Question

In the following exercises, use an appropriate test to determine whether the series converges. $$ \left.a_{k}=\left(\frac{k}{k+\ln k}\right)^{2 k} \text { (Hint: } a_{k}=\left(1+\frac{\ln k}{k}\right)^{-(k / \ln k) \ln k^{2}} \cdot\right) $$

Short answer

The series diverges by the Test for Divergence.

Step-by-step solution

Rewrite the Series

The series is given by \( a_k = \left( \frac{k}{k+\ln k} \right)^{2k} \). We begin by rewriting this expression using the hint provided: \( a_k = \left( 1 + \frac{\ln k}{k} \right)^{-\left( \frac{k}{\ln k} \right) \cdot \ln k^2} \).

Recognize it as an Exponential Series

By the expression \( a_k = \left( 1 + \frac{\ln k}{k} \right)^{-\left( \frac{k}{\ln k} \right) \cdot \ln k^2} \), we notice it resembles the exponential form \( (1 + x)^n \). Applying the limit definition of the exponential function, it simplifies to \( e^{-n \cdot x} \).

Simplify the Expression

For large \( k \), the expression becomes: \( a_k \approx \exp\left( - \frac{k}{\ln k} \cdot \ln k^2 \cdot \frac{\ln k}{k} \right) = \exp(-2) \). Thus, each term in the sequence tends to a constant as \( k \to \infty \).

Use the Test for Divergence

The Test for Divergence states that if \( \lim_{k \to \infty} a_k eq 0 \), then the series \( \sum a_k \) diverges.
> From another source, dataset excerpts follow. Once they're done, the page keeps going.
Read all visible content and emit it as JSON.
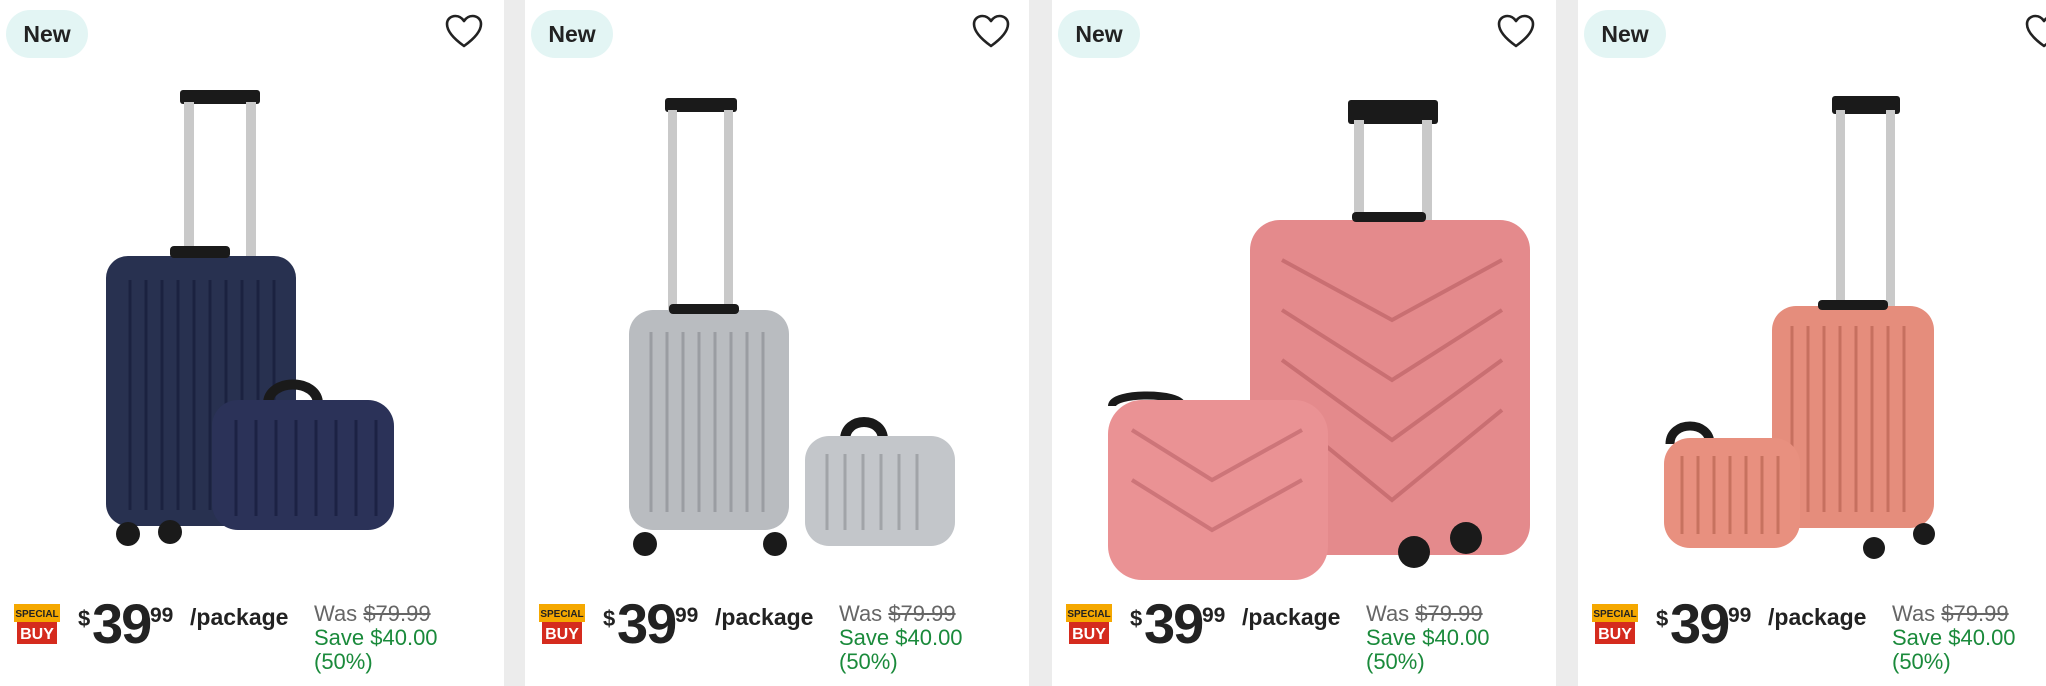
{
  "cards": [
    {
      "badge": "New",
      "special_top": "SPECIAL",
      "special_bottom": "BUY",
      "currency": "$",
      "dollars": "39",
      "cents": "99",
      "unit": "/package",
      "was_label": "Was",
      "was_price": "$79.99",
      "save_line1": "Save $40.00",
      "save_line2": "(50%)",
      "color": "#283150"
    },
    {
      "badge": "New",
      "special_top": "SPECIAL",
      "special_bottom": "BUY",
      "currency": "$",
      "dollars": "39",
      "cents": "99",
      "unit": "/package",
      "was_label": "Was",
      "was_price": "$79.99",
      "save_line1": "Save $40.00",
      "save_line2": "(50%)",
      "color": "#b9bcc0"
    },
    {
      "badge": "New",
      "special_top": "SPECIAL",
      "special_bottom": "BUY",
      "currency": "$",
      "dollars": "39",
      "cents": "99",
      "unit": "/package",
      "was_label": "Was",
      "was_price": "$79.99",
      "save_line1": "Save $40.00",
      "save_line2": "(50%)",
      "color": "#e48a8c"
    },
    {
      "badge": "New",
      "special_top": "SPECIAL",
      "special_bottom": "BUY",
      "currency": "$",
      "dollars": "39",
      "cents": "99",
      "unit": "/package",
      "was_label": "Was",
      "was_price": "$79.99",
      "save_line1": "Save $40.00",
      "save_line2": "(50%)",
      "color": "#e58d7c"
    }
  ],
  "colors": {
    "badge_bg": "#e3f5f4",
    "save_green": "#1a8a3b",
    "special_orange": "#f5a800",
    "special_red": "#d52b1e"
  },
  "icons": [
    "heart-outline-icon",
    "special-buy-logo"
  ]
}
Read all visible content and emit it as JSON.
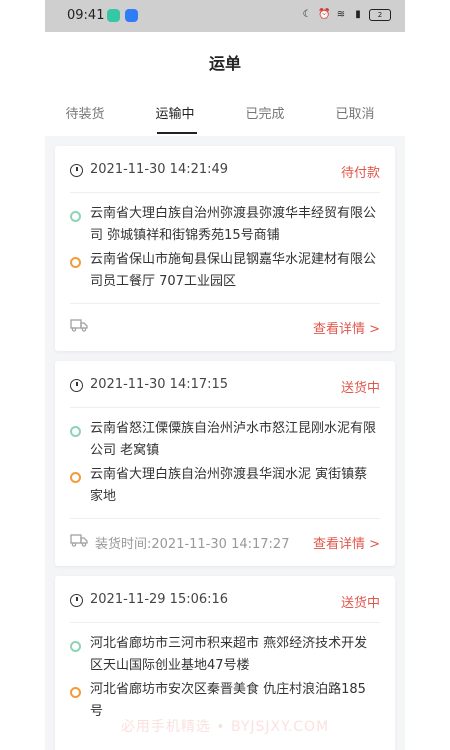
{
  "status_bar": {
    "time": "09:41",
    "battery": "2"
  },
  "header": {
    "title": "运单"
  },
  "tabs": [
    {
      "label": "待装货"
    },
    {
      "label": "运输中"
    },
    {
      "label": "已完成"
    },
    {
      "label": "已取消"
    }
  ],
  "orders": [
    {
      "time": "2021-11-30 14:21:49",
      "status": "待付款",
      "from": "云南省大理白族自治州弥渡县弥渡华丰经贸有限公司 弥城镇祥和街锦秀苑15号商铺",
      "to": "云南省保山市施甸县保山昆钢嘉华水泥建材有限公司员工餐厅 707工业园区",
      "detail_label": "查看详情 >"
    },
    {
      "time": "2021-11-30 14:17:15",
      "status": "送货中",
      "from": "云南省怒江傈僳族自治州泸水市怒江昆刚水泥有限公司 老窝镇",
      "to": "云南省大理白族自治州弥渡县华润水泥 寅街镇蔡家地",
      "ship_time_label": "装货时间:",
      "ship_time_value": "2021-11-30 14:17:27",
      "detail_label": "查看详情 >"
    },
    {
      "time": "2021-11-29 15:06:16",
      "status": "送货中",
      "from": "河北省廊坊市三河市积来超市 燕郊经济技术开发区天山国际创业基地47号楼",
      "to": "河北省廊坊市安次区秦晋美食 仇庄村浪泊路185号"
    }
  ],
  "watermark": "必用手机精选 • BYJSJXY.COM",
  "colors": {
    "accent": "#e2574c",
    "origin_dot": "#8fd3b6",
    "dest_dot": "#f29b3d",
    "status_bar_bg": "#cfcfcf"
  },
  "icons": [
    "clock-icon",
    "truck-icon",
    "wifi-icon",
    "signal-icon",
    "battery-icon",
    "moon-icon",
    "alarm-icon"
  ]
}
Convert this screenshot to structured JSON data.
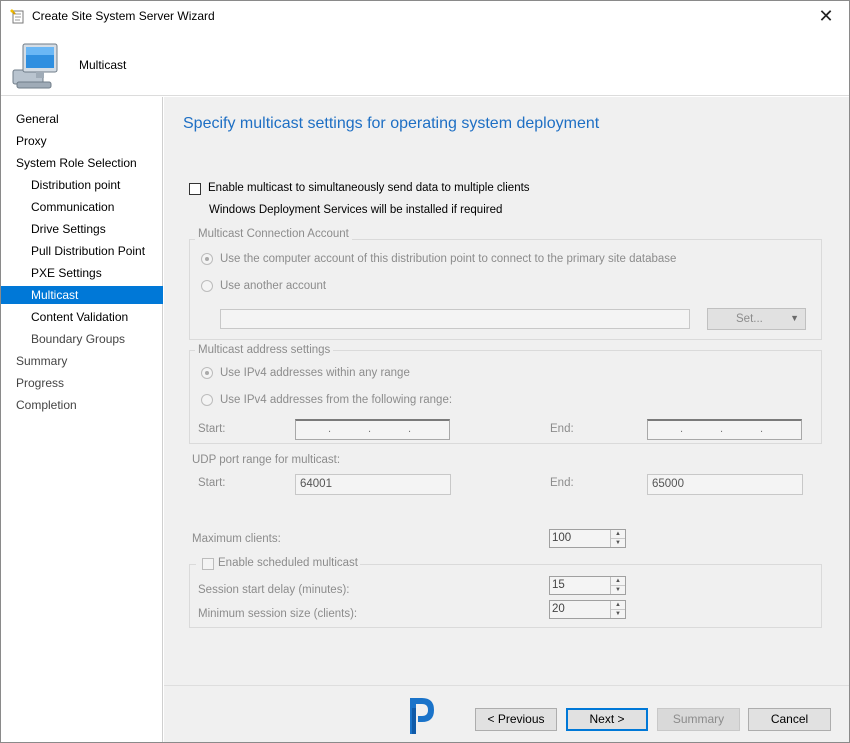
{
  "window": {
    "title": "Create Site System Server Wizard",
    "close_glyph": "✕"
  },
  "header": {
    "title": "Multicast"
  },
  "nav": {
    "items": [
      {
        "label": "General",
        "level": 1,
        "active": false
      },
      {
        "label": "Proxy",
        "level": 1,
        "active": false
      },
      {
        "label": "System Role Selection",
        "level": 1,
        "active": false
      },
      {
        "label": "Distribution point",
        "level": 2,
        "active": false
      },
      {
        "label": "Communication",
        "level": 2,
        "active": false
      },
      {
        "label": "Drive Settings",
        "level": 2,
        "active": false
      },
      {
        "label": "Pull Distribution Point",
        "level": 2,
        "active": false
      },
      {
        "label": "PXE Settings",
        "level": 2,
        "active": false
      },
      {
        "label": "Multicast",
        "level": 2,
        "active": true
      },
      {
        "label": "Content Validation",
        "level": 2,
        "active": false
      },
      {
        "label": "Boundary Groups",
        "level": 2,
        "active": false
      },
      {
        "label": "Summary",
        "level": 1,
        "active": false
      },
      {
        "label": "Progress",
        "level": 1,
        "active": false
      },
      {
        "label": "Completion",
        "level": 1,
        "active": false
      }
    ]
  },
  "main": {
    "title": "Specify multicast settings for operating system deployment",
    "enable_multicast": {
      "label": "Enable multicast to simultaneously send data to multiple clients",
      "checked": false
    },
    "wds_note": "Windows Deployment Services will be installed if required",
    "connection_account": {
      "group_label": "Multicast Connection Account",
      "option_computer": "Use the computer account of this distribution point to connect to the primary site database",
      "option_another": "Use another account",
      "account_value": "",
      "set_button": "Set...",
      "set_arrow": "▼"
    },
    "address_settings": {
      "group_label": "Multicast address settings",
      "option_any": "Use IPv4 addresses within any range",
      "option_range": "Use IPv4 addresses from the following range:",
      "start_label": "Start:",
      "end_label": "End:",
      "ip_dots": "."
    },
    "udp": {
      "label": "UDP port range for multicast:",
      "start_label": "Start:",
      "start_value": "64001",
      "end_label": "End:",
      "end_value": "65000"
    },
    "max_clients": {
      "label": "Maximum clients:",
      "value": "100"
    },
    "scheduled": {
      "label": "Enable scheduled multicast",
      "checked": false,
      "delay_label": "Session start delay (minutes):",
      "delay_value": "15",
      "min_size_label": "Minimum session size (clients):",
      "min_size_value": "20"
    },
    "spin_up": "▲",
    "spin_down": "▼"
  },
  "footer": {
    "previous": "< Previous",
    "next": "Next >",
    "summary": "Summary",
    "cancel": "Cancel"
  },
  "colors": {
    "accent": "#0078d7",
    "title_blue": "#1e6fc4",
    "logo_blue": "#1a73c9"
  },
  "icons": {
    "title": "wizard-icon",
    "header": "computer-monitor-icon",
    "logo": "brand-logo"
  }
}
Since \( \lim_{k \to \infty} a_k = e^{-2} eq 0 \), the series does not converge to zero.

Key concepts

Exponential Series

Exponential series are a powerful concept in calculus and analysis, often used to understand complex expressions. Here, we have the series \( a_k = \left( 1 + \frac{\ln k}{k} \right)^{-\left( \frac{k}{\ln k} \right) \cdot \ln k^2} \). This form can be associated with the exponential series because it closely resembles the pattern \((1 + x)^n\), which connects naturally to exponential functions.

The magic of exponential series lies in their relationship with the number \( e \), the base of natural logarithms. The formula \((1 + \frac{x}{n})^n \to e^x\) as \( n \to \infty \), is a fundamental property that helps simplify and solve such problems.

In our series, this relationship explains why simplification leads us to the expression \( e^{-n \cdot x} \). This transformation is crucial in determining the behavior of the series as \( k \) becomes very large.

Test for Divergence

The Test for Divergence is a straightforward yet essential tool in determining the convergence of a series. It states that if the limit of the terms of a series \( \lim_{k \to \infty} a_k eq 0 \), then the series \( \sum a_k \) must diverge. This means that the series does not reach a finite sum and effectively grows indefinitely.

For the given series, \( a_k \approx \exp(-2) \) as \( k \to \infty \). Because \( \exp(-2) eq 0 \), this directly applies the Test for Divergence indicating that the series cannot converge.

Using this test is simple: calculate the limit of the series terms, and if it's anything other than zero, the series diverges. This foundational approach helps quickly identify series that don't sum to a finite value.

Limit Definition

Understanding the limit definition is vital in series analysis. When evaluating whether a series converges, the behavior of the terms as \( k \to \infty \) is crucial. In essence, if the terms of the series do not approach zero, the series can't converge.

In our exercise, the limit \( \lim_{k \to \infty} a_k \) led us to examine the form of \( a_k \) at large \( k \). Using limits, we derived \( a_k \approx e^{-2} \), which shows constancy rather than diminishing towards zero.

The limit definition clarifies how terms that settle on a non-zero constant result in a series that diverges confidently. Grasping this abstract yet practical tool is indispensable for evaluating infinite series effectively.

Expression Simplification

Expression simplification is a crucial skill that makes solving complex series manageable. Starting with the original series expression \( a_k = \left( \frac{k}{k+\ln k} \right)^{2k} \), we rely on algebraic manipulation and hint provided to transform it into a recognizable exponential form.

Switching between forms, particularly into \( a_k = \left( 1 + \frac{\ln k}{k} \right)^{-\left( \frac{k}{\ln k} \right) \cdot \ln k^2} \), allows us to utilize known mathematical principles effectively. Here, it transformed into a situation ripe for applying limits.

By simplifying the sequence down to \( \exp(-2) \), expression simplification aids in seeing clearly whether other series tests, like the Test for Divergence, can be applied. This process underscores the importance of transformation techniques to assess series behavior.